Almodovar also manages to strategically place objects and sequences of dialogue that hint at deeper levels of meaning.
On Marco’s bedside table we see a copy of the novel Las Horas (The Hours) by Michael Cunningham, while beside Alicia’s hospital bed is the novel version of La Noche del Cazador (The Night of the Hunter).
Alicia’s dance teacher, played by Geraldine Chaplin, describes a ballet she is working on set in the trenches of World War One where the ethereal emerges from corporal depicted by female ballerinas emerging as the souls of dead male soldiers who have been killed by warfare.
It is the dancer Alicia who eventually emerges from her near-death state while Benigno, whose rape of her instigated her recovery, is incarcerated in prison and eventually in a grave after he takes his own life during an attempt to induce himself into a coma through a drugs overdose so that he can “be with Alicia” whose recovery he is unaware of.

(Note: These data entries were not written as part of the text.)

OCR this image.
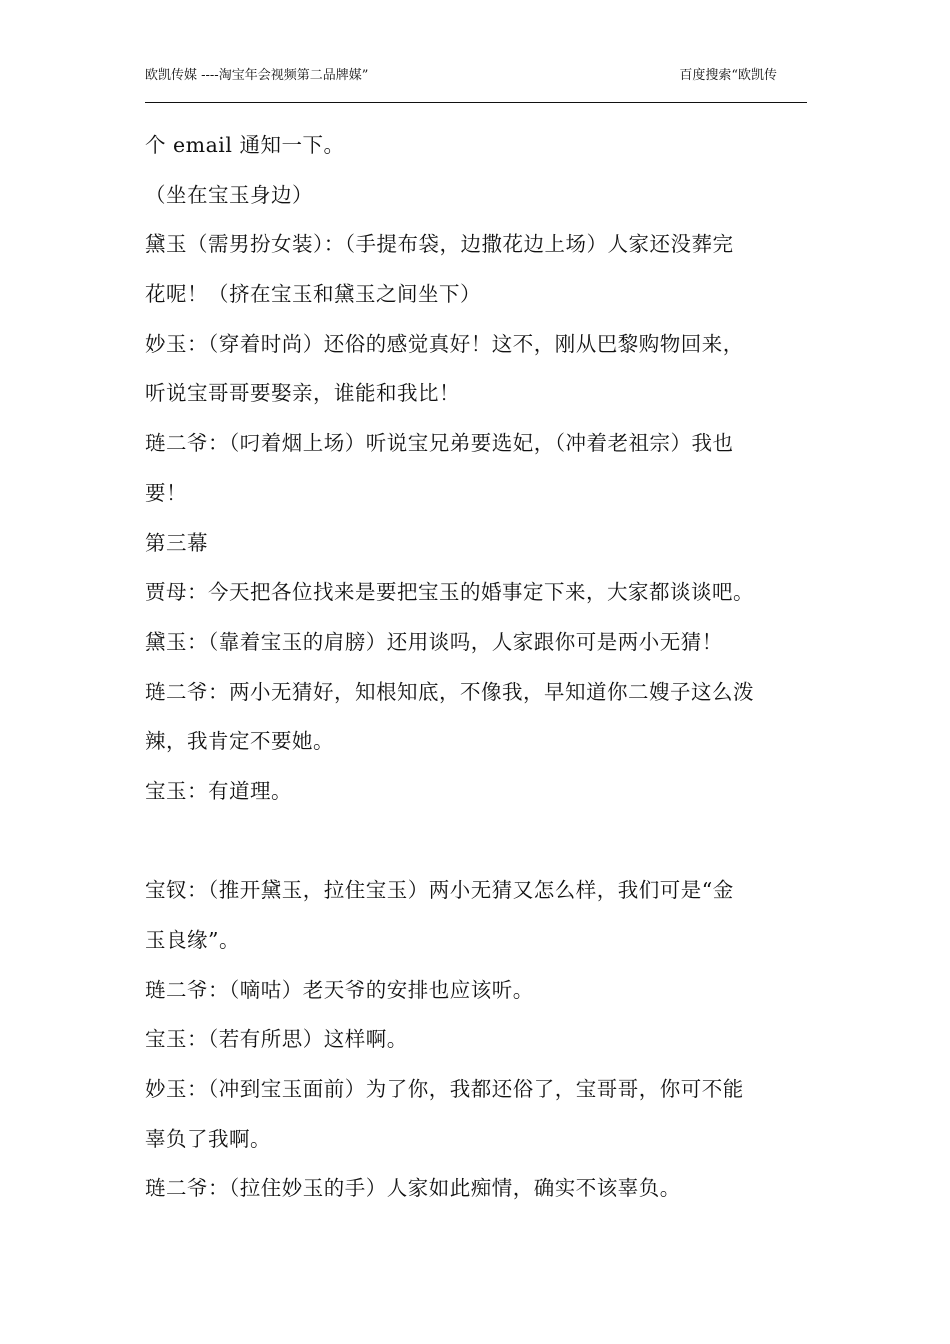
欧凯传媒 ----淘宝年会视频第二品牌媒”	百度搜索“欧凯传
个 email 通知一下。
（坐在宝玉身边）
黛玉（需男扮女装）：（手提布袋，边撒花边上场）人家还没葬完
花呢！（挤在宝玉和黛玉之间坐下）
妙玉：（穿着时尚）还俗的感觉真好！这不，刚从巴黎购物回来，
听说宝哥哥要娶亲，谁能和我比！
琏二爷：（叼着烟上场）听说宝兄弟要选妃，（冲着老祖宗）我也
要！
第三幕
贾母：今天把各位找来是要把宝玉的婚事定下来，大家都谈谈吧。
黛玉：（靠着宝玉的肩膀）还用谈吗，人家跟你可是两小无猜！
琏二爷：两小无猜好，知根知底，不像我，早知道你二嫂子这么泼
辣，我肯定不要她。
宝玉：有道理。
宝钗：（推开黛玉，拉住宝玉）两小无猜又怎么样，我们可是“金
玉良缘”。
琏二爷：（嘀咕）老天爷的安排也应该听。
宝玉：（若有所思）这样啊。
妙玉：（冲到宝玉面前）为了你，我都还俗了，宝哥哥，你可不能
辜负了我啊。
琏二爷：（拉住妙玉的手）人家如此痴情，确实不该辜负。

Throughout, Almodovar paces his main narrative with slight distractions and humorous interludes. The female nurse explaining how she can tell how well a man is endowed by the shape of his face and the pretty receptionist who works for Alicia’s father answering the phone and telling her friend that she has just had “an elephant-sized dump” (surely one of the great lines in cinema) add nothing to the plot but help create a multi-layered feel in which numerous elements mingle.
The visual impact is enhanced by the soundtrack by Alberto Iglesias which for me is now so synonymous with film that even when playing it while driving in my car I can visualise the scenes that each track accompanies.